これにかんしては、まんまです(他の似たような制度でも書けるかは要確認)。学振特別研究員は若手研究者の登竜門と目されているように、厳しい審査を勝ち抜いたとの評価を受けられるので、採用内定だけでポイントアップにつながります。特別研究員として経済的に安定するだけでなく、修士課程での奨学金を返還免除してくれる(ポイント加算してくれる)というのだから、やっぱり学振の特別研究員は大大大本命で取りにいってほしいところです。

まとめ

以上です。ちょっと雑多な感じになってしまいましたが、とにかく満遍なくポイントを稼ぎつつ研究の質を可能な限り高めてゆくというのが勝てる戦法かと思われます。また結局は、教授陣からの評価が物を言いますので「あの子はよく頑張ってるな」という印象をもってもらえるように、常日頃、積極的に、熱心に、目の前の課題に取り組み、同期の中で頭一つ抜けれるように頑張りましょう。

おまけ:参考ページ

私が申請するにあたって参考にしたウェブページの中には、各項目のポイント数を試算してくれている方もいました。あくまでその方の研究室内等の聞き取りに基づくので正確な数値ではありませんし、大学や学問分野によって(学内選抜時の)評価方法は異なるはずなので、参考程度にご覧になるのもいいと思います。
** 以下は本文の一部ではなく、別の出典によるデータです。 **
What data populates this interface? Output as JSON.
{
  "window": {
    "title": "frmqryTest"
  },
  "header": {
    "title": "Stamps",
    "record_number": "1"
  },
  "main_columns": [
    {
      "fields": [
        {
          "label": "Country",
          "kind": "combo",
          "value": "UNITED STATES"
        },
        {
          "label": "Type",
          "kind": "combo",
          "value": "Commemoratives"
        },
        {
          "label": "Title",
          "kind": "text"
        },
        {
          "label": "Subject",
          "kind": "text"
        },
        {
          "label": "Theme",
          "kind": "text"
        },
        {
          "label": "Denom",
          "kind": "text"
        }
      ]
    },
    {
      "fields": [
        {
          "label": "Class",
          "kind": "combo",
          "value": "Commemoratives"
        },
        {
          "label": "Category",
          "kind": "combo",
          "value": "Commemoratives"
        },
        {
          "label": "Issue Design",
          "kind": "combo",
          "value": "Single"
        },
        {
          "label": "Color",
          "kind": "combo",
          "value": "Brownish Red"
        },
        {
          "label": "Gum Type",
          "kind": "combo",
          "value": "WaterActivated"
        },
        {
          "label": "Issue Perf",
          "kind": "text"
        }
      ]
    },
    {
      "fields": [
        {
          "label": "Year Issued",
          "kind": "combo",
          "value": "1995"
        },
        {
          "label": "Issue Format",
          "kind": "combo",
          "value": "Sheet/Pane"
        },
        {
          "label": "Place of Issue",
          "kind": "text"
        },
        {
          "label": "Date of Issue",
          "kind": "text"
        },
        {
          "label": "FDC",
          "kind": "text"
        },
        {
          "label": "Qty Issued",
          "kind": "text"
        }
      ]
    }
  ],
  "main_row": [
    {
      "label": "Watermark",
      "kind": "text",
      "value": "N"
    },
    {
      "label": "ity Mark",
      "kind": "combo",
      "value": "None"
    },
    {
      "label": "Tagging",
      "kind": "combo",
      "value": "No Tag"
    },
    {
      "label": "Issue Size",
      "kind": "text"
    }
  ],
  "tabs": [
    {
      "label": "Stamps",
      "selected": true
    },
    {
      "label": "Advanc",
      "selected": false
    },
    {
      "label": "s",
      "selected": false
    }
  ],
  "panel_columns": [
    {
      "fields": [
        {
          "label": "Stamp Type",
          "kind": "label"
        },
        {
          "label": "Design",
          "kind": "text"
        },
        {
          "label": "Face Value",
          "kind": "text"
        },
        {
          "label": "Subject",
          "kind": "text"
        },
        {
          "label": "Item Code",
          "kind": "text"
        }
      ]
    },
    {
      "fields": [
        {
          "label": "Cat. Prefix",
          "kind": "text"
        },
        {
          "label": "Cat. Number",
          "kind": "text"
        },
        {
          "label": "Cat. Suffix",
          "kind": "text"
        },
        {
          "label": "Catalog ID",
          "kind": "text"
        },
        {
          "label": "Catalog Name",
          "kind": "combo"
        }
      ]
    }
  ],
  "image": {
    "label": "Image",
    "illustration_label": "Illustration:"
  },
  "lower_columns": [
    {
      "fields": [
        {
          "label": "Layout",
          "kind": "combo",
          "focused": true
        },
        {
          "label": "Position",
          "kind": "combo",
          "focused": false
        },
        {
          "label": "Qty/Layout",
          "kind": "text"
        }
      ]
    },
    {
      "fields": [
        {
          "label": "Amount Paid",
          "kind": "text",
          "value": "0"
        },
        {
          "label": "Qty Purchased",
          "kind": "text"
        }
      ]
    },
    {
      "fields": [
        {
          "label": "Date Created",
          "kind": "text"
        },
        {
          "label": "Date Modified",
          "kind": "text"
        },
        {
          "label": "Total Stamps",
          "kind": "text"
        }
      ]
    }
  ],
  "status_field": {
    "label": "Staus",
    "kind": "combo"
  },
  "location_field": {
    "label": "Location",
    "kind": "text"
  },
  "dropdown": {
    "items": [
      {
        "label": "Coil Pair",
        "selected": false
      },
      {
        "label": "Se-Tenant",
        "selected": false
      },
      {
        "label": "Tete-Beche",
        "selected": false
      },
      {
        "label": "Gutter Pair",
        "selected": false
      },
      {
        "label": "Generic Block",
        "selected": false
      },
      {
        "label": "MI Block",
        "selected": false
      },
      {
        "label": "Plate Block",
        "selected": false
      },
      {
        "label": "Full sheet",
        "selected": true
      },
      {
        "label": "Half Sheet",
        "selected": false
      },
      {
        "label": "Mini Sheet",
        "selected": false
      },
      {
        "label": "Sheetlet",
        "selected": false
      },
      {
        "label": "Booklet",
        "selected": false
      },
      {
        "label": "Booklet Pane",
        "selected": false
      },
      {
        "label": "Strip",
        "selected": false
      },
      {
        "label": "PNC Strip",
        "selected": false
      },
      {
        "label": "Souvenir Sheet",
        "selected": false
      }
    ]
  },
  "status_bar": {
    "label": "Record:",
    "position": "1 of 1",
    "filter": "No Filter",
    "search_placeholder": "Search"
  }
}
どちらも理系の情報です。

  • 凡才博士のラボライフ研究所さん

https://hakase-life.com/money/syougakukin/141/

  • わしまる大学さん

【JASSO奨学金】返還免除の基準となる業績点数と内定確率を上げるポイント4選【大学院修士/博士】

私がこうしたブログ記事を書こうと考えるようになったのも、上記のような情報に助けられた経験からです(JASSO返還免除制度だけでなくいろんな情報を発信してくださっています。この場を借りて御礼申し上げます)。分野は違えど参考にできる点は多々ありますので、当ブログの読者の皆さまも、ぜひ情報化社会の利便性を存分にご活用ください(私も人文系の情報発信者として頑張ります)!